In hrvg/RiverML: Machine Learning for River Science

knitr::opts_chunk$set(
  collapse = TRUE,
  comment = "#>"
)

Purpose

This vignette documents the workflow to create the training dataset which is extracted from the target dataset at selected labelled locations. Alternatively, if there is no need for a target dataset, for example, when prototype which spatial resolution to use for predictions, the workflow described for making the target dataset is wholly valid for creating a training dataset only.

Libraries

library(RiverML)
library(magrittr)

Loading target data

Here we use the example of the South Fork Eel (SFE) river catchment (California, USA) and load the target streamlines for this region. Notice that using as.df = FALSE, get_target_points() now returns a SpatialPointsDataFrame which is projected on latitude/longitude.

region <- "SFE"
target_streamlines <- target_streamlines_SFE
target_points <- get_target_points(target_streamlines, as.df = FALSE)
target_points

SFE_all_data_df is included in the package and contains the target data for the SFE region.

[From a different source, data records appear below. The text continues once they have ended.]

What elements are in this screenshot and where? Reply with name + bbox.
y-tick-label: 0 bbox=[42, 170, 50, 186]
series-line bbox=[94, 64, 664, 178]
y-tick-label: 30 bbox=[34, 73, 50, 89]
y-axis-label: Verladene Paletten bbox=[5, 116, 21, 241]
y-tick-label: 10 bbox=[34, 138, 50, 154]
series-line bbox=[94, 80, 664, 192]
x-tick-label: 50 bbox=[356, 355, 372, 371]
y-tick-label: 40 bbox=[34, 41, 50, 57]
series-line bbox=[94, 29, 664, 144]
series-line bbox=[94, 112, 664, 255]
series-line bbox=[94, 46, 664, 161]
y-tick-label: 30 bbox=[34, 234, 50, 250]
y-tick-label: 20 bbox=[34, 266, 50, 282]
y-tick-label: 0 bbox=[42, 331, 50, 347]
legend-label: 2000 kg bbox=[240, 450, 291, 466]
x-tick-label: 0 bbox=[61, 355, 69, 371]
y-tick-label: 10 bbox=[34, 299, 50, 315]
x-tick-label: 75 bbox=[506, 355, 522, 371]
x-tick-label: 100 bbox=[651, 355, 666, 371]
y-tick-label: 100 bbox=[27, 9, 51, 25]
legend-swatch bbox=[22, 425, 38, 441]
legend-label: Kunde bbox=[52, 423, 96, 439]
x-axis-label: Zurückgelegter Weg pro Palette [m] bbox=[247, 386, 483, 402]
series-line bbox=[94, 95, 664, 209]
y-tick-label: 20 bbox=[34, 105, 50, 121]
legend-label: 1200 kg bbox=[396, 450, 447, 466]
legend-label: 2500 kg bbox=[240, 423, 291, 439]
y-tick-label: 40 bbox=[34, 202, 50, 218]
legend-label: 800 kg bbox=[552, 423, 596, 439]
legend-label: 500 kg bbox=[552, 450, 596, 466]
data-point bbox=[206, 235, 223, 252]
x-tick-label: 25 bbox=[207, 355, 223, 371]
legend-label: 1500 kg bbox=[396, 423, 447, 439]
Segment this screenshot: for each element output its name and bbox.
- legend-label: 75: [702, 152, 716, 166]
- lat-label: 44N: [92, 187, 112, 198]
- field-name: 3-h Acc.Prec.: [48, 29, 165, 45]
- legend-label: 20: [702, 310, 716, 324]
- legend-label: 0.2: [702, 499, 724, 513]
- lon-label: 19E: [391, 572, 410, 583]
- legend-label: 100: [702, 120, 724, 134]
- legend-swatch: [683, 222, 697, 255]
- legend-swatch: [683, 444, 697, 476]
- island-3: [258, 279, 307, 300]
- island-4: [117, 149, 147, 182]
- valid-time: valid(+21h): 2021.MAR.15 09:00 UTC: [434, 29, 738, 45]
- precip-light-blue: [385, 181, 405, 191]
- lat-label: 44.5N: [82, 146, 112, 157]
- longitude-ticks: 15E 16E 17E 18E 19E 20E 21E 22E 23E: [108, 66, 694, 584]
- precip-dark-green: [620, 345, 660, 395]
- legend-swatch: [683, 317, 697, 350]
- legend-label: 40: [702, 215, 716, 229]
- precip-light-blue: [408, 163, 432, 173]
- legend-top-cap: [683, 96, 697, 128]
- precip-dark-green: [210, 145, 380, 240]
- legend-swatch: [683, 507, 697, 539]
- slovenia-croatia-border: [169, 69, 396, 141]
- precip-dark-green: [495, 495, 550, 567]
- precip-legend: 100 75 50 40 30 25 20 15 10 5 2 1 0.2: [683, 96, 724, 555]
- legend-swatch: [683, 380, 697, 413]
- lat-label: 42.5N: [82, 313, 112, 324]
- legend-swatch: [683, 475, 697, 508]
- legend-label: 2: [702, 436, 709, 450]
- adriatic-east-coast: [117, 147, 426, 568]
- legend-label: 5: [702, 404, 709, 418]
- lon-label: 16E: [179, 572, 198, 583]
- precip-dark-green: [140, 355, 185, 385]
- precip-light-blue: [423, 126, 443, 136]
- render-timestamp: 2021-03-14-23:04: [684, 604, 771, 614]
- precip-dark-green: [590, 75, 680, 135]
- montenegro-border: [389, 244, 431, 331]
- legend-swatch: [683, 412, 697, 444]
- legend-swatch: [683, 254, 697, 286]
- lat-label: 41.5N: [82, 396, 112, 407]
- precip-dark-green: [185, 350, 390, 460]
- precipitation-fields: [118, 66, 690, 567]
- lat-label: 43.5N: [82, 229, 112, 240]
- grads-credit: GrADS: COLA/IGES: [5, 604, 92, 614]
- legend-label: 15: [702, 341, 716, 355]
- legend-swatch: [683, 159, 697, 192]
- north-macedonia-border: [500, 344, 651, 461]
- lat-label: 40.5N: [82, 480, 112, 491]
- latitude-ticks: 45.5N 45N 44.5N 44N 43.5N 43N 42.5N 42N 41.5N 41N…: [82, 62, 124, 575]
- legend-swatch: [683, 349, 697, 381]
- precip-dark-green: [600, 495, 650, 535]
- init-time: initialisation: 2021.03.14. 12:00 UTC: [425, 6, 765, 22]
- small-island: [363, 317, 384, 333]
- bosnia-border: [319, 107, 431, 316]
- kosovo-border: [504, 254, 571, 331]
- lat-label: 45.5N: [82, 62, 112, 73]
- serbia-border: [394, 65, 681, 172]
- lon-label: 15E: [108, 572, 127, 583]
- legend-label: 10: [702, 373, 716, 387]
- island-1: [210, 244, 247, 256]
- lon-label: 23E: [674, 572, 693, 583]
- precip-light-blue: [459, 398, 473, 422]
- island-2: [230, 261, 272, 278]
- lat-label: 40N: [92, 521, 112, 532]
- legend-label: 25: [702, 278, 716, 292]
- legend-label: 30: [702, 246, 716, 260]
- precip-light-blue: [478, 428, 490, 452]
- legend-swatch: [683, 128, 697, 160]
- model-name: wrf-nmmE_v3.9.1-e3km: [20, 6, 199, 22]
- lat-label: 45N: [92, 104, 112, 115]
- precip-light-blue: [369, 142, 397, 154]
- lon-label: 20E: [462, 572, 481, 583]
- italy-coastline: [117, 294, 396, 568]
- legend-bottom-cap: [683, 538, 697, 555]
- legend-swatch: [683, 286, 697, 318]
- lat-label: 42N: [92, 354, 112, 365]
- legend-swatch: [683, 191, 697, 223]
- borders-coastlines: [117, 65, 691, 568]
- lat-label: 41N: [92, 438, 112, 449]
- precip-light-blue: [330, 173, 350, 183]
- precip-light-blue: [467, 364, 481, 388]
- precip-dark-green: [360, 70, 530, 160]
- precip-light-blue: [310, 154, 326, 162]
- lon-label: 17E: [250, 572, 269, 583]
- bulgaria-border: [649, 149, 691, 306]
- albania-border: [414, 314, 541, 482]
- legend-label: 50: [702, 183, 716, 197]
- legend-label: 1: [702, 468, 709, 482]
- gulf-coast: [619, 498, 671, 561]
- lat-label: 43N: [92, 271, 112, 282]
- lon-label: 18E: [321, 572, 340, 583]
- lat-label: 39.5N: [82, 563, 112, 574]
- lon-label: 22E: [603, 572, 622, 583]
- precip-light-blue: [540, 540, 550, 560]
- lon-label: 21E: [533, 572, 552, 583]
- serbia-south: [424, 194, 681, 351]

target_data_df <- SFE_all_data_df
dim(target_data_df)

head(target_data_df) %>% 
    knitr::kable(digits = 3, format = "html", caption = "SFE target data") %>% 
    kableExtra::kable_styling(bootstrap_options = c("hover", "condensed")) %>% 
    kableExtra::scroll_box(width = "7in", height = "5in")

Loading labelled locations

We now use get_input_data() to load and sort an input .csv file and convert the information herein as a SpatialPoints object with get_points_from_input_data().

input_dir <- system.file("extdata/input_data", package = "RiverML")
fname <- paste0(region,"_input.csv")
input_data <- get_input_data(file.path(input_dir, fname))
head(input_data)
labelled_points <- get_points_from_input_data(input_data)
labelled_points

Snapping labelled locations to target locations

Using snap_points_to_points() we extract the indices of target_points corresponding to the minimum distances between the labelled_points and the target_points.

snap <- snap_points_to_points(labelled_points, target_points)
length(snap)
head(snap)

From the snap indices, we can easily retrieve the training data, the corresponding groups and save.

training_data_df <- target_data_df[snap, ]
groups <- input_data$ward.grp
# write.csv(training_data_df, # saving 
#   file = file.path(out_dir, paste0(region,'_data_df.csv')), 
#   row.names = FALSE)
# write.csv(groups, # saving
#   file = file.path(out_dir, paste0(region,'_groups.csv')), 
#   row.names = FALSE)